Probably the most important issue here, is the ram, 512MB was pushing it for XP, 1GB is comfortable for most people. However due to Windows Vista’s new features, like Super Fetch, 1GB might not be enough. Upgrading to 2GB is probably the best solution, and for the best bang for your buck, upgrade in sets of twos, for instance, 2GB to 4GB to 6GB, will ensure that your PC take advantage of what’s called Dual Channel Ram. Please take note that due to architecture limitations, you will not be able to upgrade past 3GB of ram on PC Hardware that isn’t 32-bit, fortunately, most modern processors support 64-bit operating systems.

Windows Search

This feature is in place to make searching for files faster and easier, however if you do not want to take advantage of this feature, it can be disabled for a minor performance boost. You can do this by holding down your Windows key on your keyboard, pressing R while holding that Windows key down and typing in. services.msc, navigate down the menu until you find Windows Search, and double click it. You’ll be presented with a window called “Windows Search Properties”. Look for Startup Type, and change that menu next to it to Disabled. Then, if you look lower, you’ll notice that Service Status is set to Started, click stop and then apply.

Windows Super-Fetch

Here is where things get a bit more complicated, disabling this requires you to dip into the Windows Registry. If you’re uncomfortable doing this, then you best not attempt this, but if you do exactly what is instructed here, you run little risk of messing up your Windows Vista installation.

Hold down your Windows key on your keyboard again and hit R to bring up the Run dialog. Next, type in regedit, and hit enter. You’ll be presented with a window called Registry Editor, with a navigation tree on the left, and the main window on the right.

Navigate to HKEY_LOCAL_MACHINE, SYSTEM, CurrentControlSet, Control, Session Manager, Memory Management, PrefetchParameters.

You’ll notice on the right hand side a set of keys labeled, BaseTime, BootId, EnableBootTrace, Enable Prefetcher, EnableSuperFetch, VideoInitTime.
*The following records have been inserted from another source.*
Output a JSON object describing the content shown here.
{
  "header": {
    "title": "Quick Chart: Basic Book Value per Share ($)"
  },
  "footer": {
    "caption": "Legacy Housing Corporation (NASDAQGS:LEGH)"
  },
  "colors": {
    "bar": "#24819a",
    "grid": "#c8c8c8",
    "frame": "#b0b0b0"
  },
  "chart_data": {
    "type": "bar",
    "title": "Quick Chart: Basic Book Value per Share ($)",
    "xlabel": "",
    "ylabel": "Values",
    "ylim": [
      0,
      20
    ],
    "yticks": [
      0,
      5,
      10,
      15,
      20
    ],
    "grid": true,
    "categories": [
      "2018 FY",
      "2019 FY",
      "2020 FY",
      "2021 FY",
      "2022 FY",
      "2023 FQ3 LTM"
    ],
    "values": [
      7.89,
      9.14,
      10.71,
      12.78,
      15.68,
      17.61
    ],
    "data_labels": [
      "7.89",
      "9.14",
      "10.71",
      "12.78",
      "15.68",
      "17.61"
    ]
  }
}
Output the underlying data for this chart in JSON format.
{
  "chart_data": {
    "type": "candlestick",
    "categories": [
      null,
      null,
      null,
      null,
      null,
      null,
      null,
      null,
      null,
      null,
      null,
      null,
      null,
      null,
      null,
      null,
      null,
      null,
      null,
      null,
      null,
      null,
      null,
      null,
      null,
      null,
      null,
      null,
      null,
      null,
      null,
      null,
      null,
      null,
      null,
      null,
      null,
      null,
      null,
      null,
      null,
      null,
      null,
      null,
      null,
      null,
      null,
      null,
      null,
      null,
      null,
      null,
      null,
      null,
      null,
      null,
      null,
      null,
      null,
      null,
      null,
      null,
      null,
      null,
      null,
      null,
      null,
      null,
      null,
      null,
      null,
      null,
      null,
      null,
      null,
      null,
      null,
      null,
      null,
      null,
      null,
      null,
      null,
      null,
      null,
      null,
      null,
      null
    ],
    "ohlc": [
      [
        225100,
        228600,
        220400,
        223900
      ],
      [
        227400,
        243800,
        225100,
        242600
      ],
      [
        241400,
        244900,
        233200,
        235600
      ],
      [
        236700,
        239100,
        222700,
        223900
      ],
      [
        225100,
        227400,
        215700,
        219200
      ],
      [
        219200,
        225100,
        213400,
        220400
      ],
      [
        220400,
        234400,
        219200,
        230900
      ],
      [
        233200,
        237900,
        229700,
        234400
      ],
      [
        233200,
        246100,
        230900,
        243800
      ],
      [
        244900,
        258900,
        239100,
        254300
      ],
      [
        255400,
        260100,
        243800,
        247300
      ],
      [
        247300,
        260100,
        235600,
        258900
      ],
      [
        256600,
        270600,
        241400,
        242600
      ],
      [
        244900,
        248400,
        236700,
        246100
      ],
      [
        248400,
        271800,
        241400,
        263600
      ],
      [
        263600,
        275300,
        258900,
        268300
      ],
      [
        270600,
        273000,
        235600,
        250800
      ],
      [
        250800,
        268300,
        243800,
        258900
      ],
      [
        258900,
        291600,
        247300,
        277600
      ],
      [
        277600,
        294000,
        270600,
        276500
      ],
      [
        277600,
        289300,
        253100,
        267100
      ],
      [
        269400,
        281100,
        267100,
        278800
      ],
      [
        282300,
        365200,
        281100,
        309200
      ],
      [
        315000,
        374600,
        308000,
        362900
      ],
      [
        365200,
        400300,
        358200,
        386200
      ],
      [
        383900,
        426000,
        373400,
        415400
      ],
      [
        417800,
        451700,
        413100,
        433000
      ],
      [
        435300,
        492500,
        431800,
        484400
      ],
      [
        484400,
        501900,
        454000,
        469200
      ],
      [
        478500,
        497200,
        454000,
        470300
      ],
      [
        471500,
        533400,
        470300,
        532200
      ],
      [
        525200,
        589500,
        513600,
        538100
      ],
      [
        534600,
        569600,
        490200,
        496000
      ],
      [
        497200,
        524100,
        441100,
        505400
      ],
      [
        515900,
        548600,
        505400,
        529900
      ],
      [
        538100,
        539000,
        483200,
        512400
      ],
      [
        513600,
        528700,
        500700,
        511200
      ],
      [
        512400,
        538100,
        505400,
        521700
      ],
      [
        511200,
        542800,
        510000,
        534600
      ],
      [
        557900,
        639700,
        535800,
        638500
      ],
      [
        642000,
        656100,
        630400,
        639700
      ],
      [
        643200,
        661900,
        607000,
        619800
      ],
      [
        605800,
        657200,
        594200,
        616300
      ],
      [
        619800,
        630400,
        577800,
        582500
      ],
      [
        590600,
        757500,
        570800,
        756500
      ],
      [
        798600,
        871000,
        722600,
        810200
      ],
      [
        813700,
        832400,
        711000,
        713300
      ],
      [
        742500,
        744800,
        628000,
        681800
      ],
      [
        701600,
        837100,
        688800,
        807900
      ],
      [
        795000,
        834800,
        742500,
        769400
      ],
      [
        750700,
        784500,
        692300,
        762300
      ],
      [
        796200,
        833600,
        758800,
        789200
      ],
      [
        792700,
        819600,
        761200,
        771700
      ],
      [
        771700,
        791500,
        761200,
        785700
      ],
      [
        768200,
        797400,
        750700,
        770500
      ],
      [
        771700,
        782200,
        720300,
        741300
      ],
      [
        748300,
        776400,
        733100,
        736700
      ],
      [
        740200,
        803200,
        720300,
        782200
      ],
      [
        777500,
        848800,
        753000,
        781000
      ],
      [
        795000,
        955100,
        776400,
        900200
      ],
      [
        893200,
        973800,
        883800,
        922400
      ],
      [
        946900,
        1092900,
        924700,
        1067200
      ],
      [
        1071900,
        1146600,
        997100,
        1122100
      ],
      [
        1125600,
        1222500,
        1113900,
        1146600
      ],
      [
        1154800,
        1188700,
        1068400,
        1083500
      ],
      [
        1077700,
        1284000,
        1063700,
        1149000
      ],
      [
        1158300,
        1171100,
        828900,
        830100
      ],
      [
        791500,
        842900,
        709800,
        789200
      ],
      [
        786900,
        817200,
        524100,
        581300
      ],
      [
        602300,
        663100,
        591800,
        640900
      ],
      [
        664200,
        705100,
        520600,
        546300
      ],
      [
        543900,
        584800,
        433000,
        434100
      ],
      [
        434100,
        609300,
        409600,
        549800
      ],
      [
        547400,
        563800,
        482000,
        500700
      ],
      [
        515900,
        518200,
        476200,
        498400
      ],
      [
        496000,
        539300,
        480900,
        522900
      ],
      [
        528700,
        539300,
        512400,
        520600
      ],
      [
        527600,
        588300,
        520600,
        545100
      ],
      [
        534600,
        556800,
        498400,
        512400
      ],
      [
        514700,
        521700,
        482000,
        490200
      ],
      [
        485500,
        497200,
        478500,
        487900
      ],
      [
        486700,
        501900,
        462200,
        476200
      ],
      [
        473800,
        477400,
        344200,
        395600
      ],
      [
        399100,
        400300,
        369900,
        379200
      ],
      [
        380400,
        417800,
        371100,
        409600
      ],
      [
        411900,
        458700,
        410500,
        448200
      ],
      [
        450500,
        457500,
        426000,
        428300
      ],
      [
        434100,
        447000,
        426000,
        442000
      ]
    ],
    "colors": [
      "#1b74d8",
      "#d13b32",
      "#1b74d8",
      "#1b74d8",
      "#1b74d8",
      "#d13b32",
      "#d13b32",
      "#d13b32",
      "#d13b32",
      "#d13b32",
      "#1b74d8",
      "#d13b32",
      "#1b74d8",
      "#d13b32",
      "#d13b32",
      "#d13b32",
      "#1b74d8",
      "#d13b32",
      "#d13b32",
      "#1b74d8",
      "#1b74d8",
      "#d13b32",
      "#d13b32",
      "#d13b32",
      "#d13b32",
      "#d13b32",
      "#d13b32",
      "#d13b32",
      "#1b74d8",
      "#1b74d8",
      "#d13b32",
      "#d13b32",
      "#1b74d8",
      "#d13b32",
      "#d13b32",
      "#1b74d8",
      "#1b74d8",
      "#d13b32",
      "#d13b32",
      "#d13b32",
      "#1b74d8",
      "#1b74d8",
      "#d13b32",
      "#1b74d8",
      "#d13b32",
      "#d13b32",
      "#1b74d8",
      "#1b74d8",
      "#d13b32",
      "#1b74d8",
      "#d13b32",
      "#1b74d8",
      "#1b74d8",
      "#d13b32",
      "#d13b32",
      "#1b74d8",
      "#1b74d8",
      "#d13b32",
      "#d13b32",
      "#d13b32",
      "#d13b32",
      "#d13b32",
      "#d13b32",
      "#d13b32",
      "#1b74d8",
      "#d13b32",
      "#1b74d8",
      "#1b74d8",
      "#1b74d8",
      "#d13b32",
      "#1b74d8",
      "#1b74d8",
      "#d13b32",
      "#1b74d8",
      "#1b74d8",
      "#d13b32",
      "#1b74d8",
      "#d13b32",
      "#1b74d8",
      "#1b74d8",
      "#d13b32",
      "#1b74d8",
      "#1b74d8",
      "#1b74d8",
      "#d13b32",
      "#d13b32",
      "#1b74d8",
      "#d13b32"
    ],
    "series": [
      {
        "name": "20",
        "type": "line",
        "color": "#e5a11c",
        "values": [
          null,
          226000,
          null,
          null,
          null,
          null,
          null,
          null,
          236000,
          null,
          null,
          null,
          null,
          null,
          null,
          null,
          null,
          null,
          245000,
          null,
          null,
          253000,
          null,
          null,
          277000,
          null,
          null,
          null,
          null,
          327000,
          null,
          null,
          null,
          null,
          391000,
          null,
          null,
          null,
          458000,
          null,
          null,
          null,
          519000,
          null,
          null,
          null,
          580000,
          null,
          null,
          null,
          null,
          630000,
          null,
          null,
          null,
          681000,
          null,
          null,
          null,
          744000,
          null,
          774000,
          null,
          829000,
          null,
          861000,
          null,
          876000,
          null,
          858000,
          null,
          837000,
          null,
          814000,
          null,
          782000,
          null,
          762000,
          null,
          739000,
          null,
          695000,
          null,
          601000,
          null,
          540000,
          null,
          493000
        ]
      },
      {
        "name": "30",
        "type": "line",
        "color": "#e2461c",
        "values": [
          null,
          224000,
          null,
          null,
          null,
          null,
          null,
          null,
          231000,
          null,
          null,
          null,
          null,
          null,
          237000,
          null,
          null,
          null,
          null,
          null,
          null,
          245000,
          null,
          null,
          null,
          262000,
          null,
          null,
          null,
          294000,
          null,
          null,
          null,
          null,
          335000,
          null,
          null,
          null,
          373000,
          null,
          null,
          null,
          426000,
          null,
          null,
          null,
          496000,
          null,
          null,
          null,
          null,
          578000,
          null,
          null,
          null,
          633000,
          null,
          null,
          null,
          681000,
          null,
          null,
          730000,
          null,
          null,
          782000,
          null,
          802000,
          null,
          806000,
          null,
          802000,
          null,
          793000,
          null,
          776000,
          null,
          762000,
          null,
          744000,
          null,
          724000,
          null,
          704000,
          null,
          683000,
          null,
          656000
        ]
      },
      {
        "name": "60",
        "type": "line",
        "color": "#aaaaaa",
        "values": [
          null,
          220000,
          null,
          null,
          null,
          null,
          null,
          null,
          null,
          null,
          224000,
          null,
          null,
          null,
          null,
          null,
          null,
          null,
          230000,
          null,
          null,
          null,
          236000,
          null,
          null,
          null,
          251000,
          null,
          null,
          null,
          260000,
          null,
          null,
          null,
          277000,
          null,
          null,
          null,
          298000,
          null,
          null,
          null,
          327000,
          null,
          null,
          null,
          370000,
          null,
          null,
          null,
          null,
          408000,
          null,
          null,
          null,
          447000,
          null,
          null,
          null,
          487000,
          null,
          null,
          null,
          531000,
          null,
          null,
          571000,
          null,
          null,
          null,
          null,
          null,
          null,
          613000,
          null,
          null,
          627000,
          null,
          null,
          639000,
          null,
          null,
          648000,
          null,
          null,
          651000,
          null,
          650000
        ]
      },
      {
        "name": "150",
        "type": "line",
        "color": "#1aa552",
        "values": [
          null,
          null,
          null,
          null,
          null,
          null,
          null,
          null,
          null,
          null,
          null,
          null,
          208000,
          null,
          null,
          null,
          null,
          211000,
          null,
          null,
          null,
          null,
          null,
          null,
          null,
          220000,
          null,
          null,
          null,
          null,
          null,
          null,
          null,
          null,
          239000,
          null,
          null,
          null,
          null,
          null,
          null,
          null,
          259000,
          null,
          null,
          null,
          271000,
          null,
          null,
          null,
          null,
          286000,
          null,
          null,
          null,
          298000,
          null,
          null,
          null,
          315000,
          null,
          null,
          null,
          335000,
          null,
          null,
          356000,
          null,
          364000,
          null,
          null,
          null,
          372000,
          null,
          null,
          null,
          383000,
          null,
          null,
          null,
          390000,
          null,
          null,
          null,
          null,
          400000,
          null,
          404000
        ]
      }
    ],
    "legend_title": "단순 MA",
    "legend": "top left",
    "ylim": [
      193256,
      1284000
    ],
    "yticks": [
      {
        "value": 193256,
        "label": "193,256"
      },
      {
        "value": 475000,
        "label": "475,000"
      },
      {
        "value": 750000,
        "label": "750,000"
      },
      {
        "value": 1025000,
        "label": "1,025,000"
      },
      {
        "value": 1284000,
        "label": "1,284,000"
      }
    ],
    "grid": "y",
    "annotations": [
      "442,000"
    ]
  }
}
Do not touch anything but EnableSuperFetch, and set it to any of the values below.

0 to disable Superfetch
1 to enable prefetching when program is launched
2 to enable boot prefetching
3 to enable prefectching of everything

After you disable SuperFetch, you will need to go to Windows Services, as stated above, bring up the Run dialog and type services.msc, and navigate down until you see SuperFetch, double click it, set Startup type to Disabled, and set Service Status to Stopped.

What SuperFetch does is it uses part of your ram to cache frequently opened programs to allow faster startup. Problem is, if you do not have that much ram, it cuts performance down, and if your a gamer, the more ram you have available to your system to run your games, the better.

Start Menu Lag

Follow this link for the solution.

Windows Defender

This scans at random times and gives little to no notification when it scans your system. Unfortunately it takes up quite a bit of system resources when it does this. To stop Windows Defender from running automatic scans, go to Control Panel and in the upper right hand corner, in the search bar, type in Windows Defender. This will then show Windows Defender in the main window, click it to bring up the Windows Defender application.

In the Windows Defender window, you’ll see a top set of icons labeled, Home, Scan, History, Tools and the blue question mark. Click on Tools, then in the Settings sub-section, click on Options. You’ll see Automatic Scanning as the first section in Options. Untick “Automatically scan my computer (recommended)”. Now the reason I’m targeting this is because most of the readers here have their own malware and anti-virus solutions, and Defender has one of the worst detection rates of any of the programs out there.